You cant get a kit and rebuild the drive motor yourself? I'm not famaliar with them.


----------



## Joasis (Mar 28, 2006)

I probably would not assume that the owner kept the parts together for the track motor. There is not a whole lot to them, just like an automatic transmission in a car, they are quite rebuildable following the right procedures, and that is where most mechanically inclined people fail at this stuff. 

A guy who does hydraulic work was confident that if all the parts are there, and nothing is damaged (gears, etc.,) he could rebuild the motor, but.....

I have expanded my search quite a ways out and have found several machines in the 10k range, with less then 2000 hours. Road trip coming.


----------



## tgeb (Feb 9, 2006)

An associate of mine recently purchased a 331 at auction, I believe he paid around 10K for it.

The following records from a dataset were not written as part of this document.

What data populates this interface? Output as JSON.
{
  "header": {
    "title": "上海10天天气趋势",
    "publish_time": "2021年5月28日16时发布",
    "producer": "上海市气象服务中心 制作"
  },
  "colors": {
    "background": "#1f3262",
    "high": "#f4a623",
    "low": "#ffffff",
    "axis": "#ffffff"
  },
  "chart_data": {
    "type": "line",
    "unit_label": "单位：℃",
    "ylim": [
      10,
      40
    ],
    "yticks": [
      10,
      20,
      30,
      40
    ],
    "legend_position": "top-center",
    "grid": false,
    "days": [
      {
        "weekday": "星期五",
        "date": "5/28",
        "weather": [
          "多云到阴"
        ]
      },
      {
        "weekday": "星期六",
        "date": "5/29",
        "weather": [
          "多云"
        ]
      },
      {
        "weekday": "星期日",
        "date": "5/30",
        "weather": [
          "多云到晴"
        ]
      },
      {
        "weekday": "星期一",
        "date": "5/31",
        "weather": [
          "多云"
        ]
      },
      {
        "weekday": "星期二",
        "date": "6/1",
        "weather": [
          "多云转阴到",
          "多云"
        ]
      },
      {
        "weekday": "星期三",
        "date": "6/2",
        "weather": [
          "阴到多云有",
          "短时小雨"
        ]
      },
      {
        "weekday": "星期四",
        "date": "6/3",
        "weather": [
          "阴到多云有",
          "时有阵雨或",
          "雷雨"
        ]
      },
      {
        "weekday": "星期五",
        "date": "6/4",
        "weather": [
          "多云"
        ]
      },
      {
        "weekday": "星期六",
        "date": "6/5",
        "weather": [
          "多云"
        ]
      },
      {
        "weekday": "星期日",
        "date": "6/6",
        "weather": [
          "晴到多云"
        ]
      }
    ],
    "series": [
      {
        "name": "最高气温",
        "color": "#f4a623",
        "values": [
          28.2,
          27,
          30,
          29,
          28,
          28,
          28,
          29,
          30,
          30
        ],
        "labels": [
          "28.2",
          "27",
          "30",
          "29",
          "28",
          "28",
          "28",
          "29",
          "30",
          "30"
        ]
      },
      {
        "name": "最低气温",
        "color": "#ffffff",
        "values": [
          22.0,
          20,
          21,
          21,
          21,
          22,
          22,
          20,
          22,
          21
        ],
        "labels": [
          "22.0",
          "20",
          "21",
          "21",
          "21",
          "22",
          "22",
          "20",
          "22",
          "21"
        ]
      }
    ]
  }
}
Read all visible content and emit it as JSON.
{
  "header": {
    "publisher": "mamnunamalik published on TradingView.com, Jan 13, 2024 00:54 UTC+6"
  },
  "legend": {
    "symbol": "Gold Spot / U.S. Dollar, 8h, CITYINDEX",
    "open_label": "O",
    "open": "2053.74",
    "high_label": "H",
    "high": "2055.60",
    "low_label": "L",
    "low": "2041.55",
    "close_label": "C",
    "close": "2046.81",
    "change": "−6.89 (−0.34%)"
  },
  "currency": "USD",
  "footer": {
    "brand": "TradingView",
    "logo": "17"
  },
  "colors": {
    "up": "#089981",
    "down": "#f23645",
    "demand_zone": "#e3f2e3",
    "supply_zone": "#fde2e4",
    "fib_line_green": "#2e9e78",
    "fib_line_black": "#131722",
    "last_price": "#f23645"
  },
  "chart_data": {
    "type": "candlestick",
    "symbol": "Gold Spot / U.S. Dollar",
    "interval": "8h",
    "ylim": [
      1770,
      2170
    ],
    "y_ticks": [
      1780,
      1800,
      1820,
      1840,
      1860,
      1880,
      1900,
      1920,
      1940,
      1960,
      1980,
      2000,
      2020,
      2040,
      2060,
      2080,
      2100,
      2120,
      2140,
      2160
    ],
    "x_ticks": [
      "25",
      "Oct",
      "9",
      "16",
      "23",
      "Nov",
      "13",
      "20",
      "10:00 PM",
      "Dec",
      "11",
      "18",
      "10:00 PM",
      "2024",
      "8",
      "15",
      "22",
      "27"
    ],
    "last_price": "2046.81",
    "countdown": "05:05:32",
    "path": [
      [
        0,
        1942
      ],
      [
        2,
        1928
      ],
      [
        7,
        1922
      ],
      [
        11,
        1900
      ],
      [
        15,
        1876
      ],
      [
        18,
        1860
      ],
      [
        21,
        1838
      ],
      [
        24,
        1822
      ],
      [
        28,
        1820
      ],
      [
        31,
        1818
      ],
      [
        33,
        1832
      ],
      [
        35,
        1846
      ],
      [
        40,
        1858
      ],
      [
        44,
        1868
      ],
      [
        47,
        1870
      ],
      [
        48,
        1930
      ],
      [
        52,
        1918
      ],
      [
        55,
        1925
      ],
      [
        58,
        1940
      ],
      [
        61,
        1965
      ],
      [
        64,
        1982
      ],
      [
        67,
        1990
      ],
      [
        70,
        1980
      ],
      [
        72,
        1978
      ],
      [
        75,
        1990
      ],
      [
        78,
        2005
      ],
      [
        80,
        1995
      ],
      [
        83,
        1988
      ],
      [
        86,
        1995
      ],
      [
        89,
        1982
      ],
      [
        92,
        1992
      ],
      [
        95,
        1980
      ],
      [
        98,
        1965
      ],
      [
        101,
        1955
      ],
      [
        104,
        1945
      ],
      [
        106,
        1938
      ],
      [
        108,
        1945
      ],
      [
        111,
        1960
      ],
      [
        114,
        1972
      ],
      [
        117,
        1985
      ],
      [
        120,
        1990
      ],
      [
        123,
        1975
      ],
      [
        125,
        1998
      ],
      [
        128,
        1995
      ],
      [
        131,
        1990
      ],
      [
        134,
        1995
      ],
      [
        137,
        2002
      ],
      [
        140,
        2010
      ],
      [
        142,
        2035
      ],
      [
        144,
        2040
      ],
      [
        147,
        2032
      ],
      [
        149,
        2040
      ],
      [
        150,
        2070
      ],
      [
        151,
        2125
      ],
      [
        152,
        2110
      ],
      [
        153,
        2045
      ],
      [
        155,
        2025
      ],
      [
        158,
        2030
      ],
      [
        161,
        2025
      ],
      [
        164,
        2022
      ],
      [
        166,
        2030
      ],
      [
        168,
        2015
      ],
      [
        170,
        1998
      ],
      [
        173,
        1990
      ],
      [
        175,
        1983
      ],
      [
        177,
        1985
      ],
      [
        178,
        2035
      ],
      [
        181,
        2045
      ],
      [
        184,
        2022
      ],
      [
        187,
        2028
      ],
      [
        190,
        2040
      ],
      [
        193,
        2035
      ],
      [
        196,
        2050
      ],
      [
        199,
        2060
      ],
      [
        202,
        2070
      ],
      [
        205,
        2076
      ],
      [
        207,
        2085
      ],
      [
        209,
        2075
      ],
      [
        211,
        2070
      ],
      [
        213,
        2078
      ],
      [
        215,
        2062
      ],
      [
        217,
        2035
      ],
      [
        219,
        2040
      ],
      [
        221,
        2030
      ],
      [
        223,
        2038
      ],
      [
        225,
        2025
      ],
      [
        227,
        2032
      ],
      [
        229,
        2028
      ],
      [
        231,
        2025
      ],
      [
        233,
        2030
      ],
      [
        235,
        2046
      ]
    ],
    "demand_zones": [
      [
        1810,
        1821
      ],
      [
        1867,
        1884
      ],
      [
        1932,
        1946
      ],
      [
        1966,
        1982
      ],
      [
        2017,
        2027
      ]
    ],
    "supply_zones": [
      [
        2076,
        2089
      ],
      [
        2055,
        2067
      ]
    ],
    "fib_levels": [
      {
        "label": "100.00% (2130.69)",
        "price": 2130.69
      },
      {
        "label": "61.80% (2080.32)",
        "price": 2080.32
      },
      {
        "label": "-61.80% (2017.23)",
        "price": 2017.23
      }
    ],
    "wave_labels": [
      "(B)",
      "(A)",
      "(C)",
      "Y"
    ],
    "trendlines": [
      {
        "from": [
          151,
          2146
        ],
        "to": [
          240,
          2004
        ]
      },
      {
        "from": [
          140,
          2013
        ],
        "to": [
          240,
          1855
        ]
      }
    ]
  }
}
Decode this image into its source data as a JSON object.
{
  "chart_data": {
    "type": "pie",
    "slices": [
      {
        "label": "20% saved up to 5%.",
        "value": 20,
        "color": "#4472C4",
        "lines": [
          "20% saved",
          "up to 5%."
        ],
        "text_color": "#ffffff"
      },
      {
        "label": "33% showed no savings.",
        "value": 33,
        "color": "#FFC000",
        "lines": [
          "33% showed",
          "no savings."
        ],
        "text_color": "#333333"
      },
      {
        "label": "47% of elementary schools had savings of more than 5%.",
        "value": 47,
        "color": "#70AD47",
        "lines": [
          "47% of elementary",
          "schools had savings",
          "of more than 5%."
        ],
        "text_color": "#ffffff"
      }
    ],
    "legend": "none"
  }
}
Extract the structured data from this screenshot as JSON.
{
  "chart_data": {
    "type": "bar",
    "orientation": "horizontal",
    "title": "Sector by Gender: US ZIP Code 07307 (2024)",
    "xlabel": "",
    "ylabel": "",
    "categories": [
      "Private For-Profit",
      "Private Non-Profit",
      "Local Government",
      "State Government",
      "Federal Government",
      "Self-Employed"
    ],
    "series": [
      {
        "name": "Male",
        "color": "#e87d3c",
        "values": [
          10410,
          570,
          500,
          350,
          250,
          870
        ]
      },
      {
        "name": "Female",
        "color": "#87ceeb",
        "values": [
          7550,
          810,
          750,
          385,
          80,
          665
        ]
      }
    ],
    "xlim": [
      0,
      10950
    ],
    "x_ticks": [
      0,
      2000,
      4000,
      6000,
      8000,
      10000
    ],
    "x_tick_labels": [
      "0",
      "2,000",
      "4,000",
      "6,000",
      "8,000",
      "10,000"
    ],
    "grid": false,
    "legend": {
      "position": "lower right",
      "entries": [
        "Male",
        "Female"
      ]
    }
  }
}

It had a few leaky hoses but otherwise in pretty good condition. I don't know the hours that it had.


----------



## user49169 (Jun 20, 2009)

I hope you are checking craigslist. In fact, searchtempest.org is a craigslist search that allows you to search in a radius from your zip code. Hits all the CL sites. That is how I found my "hoe"...... LOL. I found a 2006 Bobcat 430ZHS with 809 hours for 15K. Talk about a CLEAN MACHINE!!!!!!!!!!!! I absolutley LOVE IT! I will have pics of it on here soon. This thing is AMAZING! Just my opinion. Hell worse case scenario is I sell it. But I honeslty don't see that happening. Good luck on your search.


----------



## Joasis (Mar 28, 2006)

Nice buy...a 430 for 15k, wow!


----------



## tgeb (Feb 9, 2006)

With those low hours...even a better deal.

It was a buddy of mine's 430 that convinced me to buy my 435.

Welcome to the site.

Edit****I just checked my local dealer's web site, they have a 2006 430 with 1,200 hours for almost 2 times what you paid.

http://www.metrobobcat.com/pre_owned_detail.asp?sid=04704096X6K20K2009J6I48I03JPMQ5250R0&veh=1181491


----------